Ni Hao from Singapore,
Here I am back in Singapore – sans Linda this time – to watch the Singapore 7s Rugby tournament. I’ve dropped over for the weekend to see how the Singaporeans “show us and show the world how we do it in Singapore”. This is the city/country where the standard deviation for public bus transport times is eight seconds, so it’s a safe bet they do it well.
It’s a warm day here, not unlike every other day in Singapore. It could rain later because it’s quite humid and sticky. But, there’s an obvious question in the air, and I’m not the only one asking it. What are they doing playing strenuous contact sports on the equator, I hear you ask, incredulously. The answer, dear readers, is the stadium is air-conditioned(!)
There’s a roof over almost all of the stadium and cool jets of air circulate in and around the seating (and presumably on and near the playing surface, too). The stadium is very new and very impressive. The ‘natural’ green of the football pitch looks a bit incongruous: that and the small window on the sky at one end are the only concessions to the natural world.
Sport is big business.
Rugby 7s is obviously big business these days. It is completely inorganic and devoid of grassroots elements (forgive the unintentional pun there). The ground announcer’s inanities (trained at the same school as the 20/20 cricket announcers, I’d say), the raucous music and the constant Kiss cam opportunities are sufficient to spoil the experience somewhat for aficionados (and curmudgeons like me, too).
Of course, this is another upgrade to the bread and circuses charade which pervades the modern world. This represents yet another circus diversion: an opportunity for lots of the faithful to dress up, unfurl national flags and drink lots of alcohol. “I said to Norm, . . . You can have a drink at home,” said Edna Everage. Here in Singapore, at the stadium, there’s a live band, blokes in tribal regalia and excited music to render conversation impossible.

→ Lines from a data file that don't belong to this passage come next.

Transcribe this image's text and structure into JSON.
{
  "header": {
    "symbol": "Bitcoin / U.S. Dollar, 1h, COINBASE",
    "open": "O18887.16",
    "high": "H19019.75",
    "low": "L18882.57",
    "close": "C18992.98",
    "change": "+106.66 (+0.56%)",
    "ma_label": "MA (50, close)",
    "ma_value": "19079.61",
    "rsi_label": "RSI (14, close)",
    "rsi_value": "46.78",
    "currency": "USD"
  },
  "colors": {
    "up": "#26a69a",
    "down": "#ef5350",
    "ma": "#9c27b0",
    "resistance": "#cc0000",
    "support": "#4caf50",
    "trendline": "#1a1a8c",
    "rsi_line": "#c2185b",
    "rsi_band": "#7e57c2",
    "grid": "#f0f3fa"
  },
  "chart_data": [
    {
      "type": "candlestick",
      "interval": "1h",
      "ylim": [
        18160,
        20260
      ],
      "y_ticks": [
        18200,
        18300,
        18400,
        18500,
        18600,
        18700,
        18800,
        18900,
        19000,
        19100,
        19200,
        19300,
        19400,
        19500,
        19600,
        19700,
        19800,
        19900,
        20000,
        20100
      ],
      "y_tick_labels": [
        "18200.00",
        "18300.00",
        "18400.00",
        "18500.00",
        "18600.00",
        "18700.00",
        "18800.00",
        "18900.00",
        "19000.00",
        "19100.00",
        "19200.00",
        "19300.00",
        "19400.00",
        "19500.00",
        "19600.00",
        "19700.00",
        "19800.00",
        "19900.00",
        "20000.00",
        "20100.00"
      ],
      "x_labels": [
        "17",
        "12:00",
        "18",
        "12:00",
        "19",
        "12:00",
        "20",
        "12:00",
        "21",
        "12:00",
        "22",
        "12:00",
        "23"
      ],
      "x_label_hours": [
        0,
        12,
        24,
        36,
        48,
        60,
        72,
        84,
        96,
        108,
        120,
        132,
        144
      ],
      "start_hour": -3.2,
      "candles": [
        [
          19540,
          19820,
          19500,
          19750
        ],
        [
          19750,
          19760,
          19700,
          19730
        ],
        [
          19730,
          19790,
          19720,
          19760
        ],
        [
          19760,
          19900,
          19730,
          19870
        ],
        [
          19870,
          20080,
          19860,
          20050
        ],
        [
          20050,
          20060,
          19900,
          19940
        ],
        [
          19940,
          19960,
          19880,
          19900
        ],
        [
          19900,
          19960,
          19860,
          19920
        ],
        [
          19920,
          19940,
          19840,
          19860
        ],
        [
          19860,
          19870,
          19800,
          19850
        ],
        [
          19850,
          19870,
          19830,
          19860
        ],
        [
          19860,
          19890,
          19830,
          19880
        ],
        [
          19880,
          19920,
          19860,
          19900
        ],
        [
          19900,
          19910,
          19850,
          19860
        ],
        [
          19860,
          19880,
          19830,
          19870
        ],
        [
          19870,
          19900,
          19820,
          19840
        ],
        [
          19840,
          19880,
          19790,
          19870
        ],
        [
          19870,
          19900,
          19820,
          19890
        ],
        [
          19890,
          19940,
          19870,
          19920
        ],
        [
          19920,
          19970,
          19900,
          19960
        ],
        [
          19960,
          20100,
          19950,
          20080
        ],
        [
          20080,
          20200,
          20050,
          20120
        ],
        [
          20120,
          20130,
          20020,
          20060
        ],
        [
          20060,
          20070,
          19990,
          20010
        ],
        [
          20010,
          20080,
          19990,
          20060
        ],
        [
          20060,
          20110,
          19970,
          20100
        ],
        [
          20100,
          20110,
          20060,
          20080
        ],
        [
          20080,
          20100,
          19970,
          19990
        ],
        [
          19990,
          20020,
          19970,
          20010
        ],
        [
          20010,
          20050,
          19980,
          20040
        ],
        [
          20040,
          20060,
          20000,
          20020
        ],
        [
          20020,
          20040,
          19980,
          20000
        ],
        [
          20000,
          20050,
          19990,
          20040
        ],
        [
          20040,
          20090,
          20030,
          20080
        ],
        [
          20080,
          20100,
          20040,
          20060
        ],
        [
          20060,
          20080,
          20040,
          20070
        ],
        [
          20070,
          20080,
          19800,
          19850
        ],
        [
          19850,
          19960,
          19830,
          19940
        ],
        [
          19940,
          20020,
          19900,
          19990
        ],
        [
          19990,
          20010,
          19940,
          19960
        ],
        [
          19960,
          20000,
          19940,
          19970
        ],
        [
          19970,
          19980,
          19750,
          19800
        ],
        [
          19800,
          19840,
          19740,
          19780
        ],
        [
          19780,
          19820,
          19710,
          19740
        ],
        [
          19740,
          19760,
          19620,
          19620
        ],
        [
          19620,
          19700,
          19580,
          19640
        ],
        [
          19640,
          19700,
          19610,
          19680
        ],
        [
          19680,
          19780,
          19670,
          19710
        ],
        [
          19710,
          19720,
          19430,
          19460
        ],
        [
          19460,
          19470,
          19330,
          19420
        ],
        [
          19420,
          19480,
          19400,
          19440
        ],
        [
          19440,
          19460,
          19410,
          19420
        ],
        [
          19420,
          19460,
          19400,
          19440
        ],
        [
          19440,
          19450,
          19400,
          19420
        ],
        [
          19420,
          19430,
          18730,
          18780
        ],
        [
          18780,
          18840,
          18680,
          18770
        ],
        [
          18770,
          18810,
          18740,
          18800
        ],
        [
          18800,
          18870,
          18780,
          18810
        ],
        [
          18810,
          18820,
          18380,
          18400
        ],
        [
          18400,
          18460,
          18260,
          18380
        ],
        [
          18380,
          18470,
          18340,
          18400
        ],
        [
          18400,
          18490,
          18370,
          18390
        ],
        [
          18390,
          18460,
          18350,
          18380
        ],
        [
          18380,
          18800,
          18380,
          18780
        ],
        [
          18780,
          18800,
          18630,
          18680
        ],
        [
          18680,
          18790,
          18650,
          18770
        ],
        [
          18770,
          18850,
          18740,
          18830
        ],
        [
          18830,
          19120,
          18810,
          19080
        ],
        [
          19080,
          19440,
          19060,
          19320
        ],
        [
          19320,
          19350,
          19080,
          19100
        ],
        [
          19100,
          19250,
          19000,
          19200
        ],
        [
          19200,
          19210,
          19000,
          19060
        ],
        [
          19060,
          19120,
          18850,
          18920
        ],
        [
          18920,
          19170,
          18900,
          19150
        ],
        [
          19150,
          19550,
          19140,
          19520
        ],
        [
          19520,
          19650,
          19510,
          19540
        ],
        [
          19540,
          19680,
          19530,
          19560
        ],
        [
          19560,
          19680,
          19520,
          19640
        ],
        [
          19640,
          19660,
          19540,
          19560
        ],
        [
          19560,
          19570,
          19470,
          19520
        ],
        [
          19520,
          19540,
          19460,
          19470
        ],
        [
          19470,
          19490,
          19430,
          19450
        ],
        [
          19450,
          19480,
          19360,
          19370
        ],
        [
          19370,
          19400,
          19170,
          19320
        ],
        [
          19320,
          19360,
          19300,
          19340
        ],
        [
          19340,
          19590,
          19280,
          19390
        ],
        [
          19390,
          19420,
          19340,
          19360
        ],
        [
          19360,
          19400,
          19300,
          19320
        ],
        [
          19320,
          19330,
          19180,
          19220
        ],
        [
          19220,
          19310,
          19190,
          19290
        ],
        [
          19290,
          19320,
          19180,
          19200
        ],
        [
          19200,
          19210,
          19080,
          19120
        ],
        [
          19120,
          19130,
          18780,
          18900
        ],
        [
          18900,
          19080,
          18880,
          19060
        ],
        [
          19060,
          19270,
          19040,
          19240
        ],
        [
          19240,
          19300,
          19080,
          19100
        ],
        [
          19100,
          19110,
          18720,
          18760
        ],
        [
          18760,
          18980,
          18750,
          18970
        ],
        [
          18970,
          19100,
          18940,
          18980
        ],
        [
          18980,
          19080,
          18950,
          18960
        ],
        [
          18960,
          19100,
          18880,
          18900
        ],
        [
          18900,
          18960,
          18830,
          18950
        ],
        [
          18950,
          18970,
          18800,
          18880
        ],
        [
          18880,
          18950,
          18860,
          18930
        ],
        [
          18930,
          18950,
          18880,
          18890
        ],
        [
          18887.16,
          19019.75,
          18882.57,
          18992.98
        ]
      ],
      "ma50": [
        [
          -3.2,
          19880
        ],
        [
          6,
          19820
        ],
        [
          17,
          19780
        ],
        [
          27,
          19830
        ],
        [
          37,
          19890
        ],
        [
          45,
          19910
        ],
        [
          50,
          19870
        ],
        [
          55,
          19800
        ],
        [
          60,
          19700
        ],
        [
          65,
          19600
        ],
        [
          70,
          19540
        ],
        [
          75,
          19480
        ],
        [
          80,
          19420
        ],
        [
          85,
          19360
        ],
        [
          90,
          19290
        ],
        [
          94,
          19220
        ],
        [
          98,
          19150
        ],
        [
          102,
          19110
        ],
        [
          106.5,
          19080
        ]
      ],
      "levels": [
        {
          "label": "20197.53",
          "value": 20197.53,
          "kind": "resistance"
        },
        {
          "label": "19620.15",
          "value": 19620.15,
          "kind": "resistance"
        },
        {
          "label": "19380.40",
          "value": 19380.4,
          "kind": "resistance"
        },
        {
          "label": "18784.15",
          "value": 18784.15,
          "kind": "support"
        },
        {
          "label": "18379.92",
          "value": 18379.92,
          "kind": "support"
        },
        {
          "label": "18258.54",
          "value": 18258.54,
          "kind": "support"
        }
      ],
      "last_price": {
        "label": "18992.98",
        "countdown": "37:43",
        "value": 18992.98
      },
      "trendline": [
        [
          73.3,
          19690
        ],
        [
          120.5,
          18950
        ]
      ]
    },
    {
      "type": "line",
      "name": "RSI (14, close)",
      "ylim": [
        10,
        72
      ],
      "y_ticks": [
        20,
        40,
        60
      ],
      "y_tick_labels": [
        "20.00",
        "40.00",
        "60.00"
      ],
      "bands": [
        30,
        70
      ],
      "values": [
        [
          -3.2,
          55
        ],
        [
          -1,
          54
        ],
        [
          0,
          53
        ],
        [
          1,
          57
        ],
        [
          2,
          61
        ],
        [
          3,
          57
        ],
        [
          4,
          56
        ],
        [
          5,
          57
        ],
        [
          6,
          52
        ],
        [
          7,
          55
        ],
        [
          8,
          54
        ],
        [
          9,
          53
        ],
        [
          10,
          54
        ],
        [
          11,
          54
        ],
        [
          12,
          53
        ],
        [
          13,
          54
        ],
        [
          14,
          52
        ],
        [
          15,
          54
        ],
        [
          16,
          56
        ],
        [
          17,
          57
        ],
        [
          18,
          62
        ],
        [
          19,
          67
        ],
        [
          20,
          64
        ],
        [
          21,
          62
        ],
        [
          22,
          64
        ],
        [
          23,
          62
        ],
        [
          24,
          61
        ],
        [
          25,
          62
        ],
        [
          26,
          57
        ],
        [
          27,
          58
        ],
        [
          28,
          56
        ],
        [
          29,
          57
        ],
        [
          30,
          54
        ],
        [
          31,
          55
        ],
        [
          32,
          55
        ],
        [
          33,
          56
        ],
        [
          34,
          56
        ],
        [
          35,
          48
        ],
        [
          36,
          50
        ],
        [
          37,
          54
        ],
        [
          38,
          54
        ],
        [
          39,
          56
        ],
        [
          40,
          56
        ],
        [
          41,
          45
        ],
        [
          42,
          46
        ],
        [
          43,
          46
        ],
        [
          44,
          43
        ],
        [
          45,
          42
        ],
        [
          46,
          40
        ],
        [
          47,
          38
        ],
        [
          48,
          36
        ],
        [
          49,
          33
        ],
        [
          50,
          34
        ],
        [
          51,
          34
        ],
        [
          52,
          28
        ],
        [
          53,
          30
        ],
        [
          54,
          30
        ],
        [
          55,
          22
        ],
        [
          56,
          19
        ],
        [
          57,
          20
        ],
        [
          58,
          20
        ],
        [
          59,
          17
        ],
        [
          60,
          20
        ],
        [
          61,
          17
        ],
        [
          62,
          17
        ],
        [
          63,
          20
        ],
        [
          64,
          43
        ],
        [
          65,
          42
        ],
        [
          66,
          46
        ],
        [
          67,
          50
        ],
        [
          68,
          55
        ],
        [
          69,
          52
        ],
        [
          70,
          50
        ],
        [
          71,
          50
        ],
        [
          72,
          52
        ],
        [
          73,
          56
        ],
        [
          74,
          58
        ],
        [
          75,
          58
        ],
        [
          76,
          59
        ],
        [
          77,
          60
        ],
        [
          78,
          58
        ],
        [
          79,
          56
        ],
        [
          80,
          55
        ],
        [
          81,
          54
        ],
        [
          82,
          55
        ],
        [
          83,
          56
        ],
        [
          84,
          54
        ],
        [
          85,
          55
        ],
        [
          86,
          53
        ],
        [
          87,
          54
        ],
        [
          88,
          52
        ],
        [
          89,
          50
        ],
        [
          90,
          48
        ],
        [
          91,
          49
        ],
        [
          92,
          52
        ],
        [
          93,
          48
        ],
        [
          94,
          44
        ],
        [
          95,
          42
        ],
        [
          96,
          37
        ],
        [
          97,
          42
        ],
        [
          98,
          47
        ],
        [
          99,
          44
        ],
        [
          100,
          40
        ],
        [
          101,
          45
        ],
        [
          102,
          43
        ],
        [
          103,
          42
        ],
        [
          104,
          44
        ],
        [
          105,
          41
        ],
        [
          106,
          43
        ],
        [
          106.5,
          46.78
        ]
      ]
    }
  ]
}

Perhaps the highlight of the weekend for me was the match between two women’s teams: Thailand national women’s team and Singapore. They are real goers, these Asian women. (The occasion reminded me of Australian girls forcibly participating in games in PE or sport, often stepping out of the way rather than having a go. Alongside them, the Asian girls were participating at full throttle, sometimes wondering what was wrong with their native-born friends.)
Anyway, Singapore has excelled again. But air-conditioned sporting stadia? Is this why the world is short of energy? What priorities do these represent? Anyway, it’s another warm day in Singapore.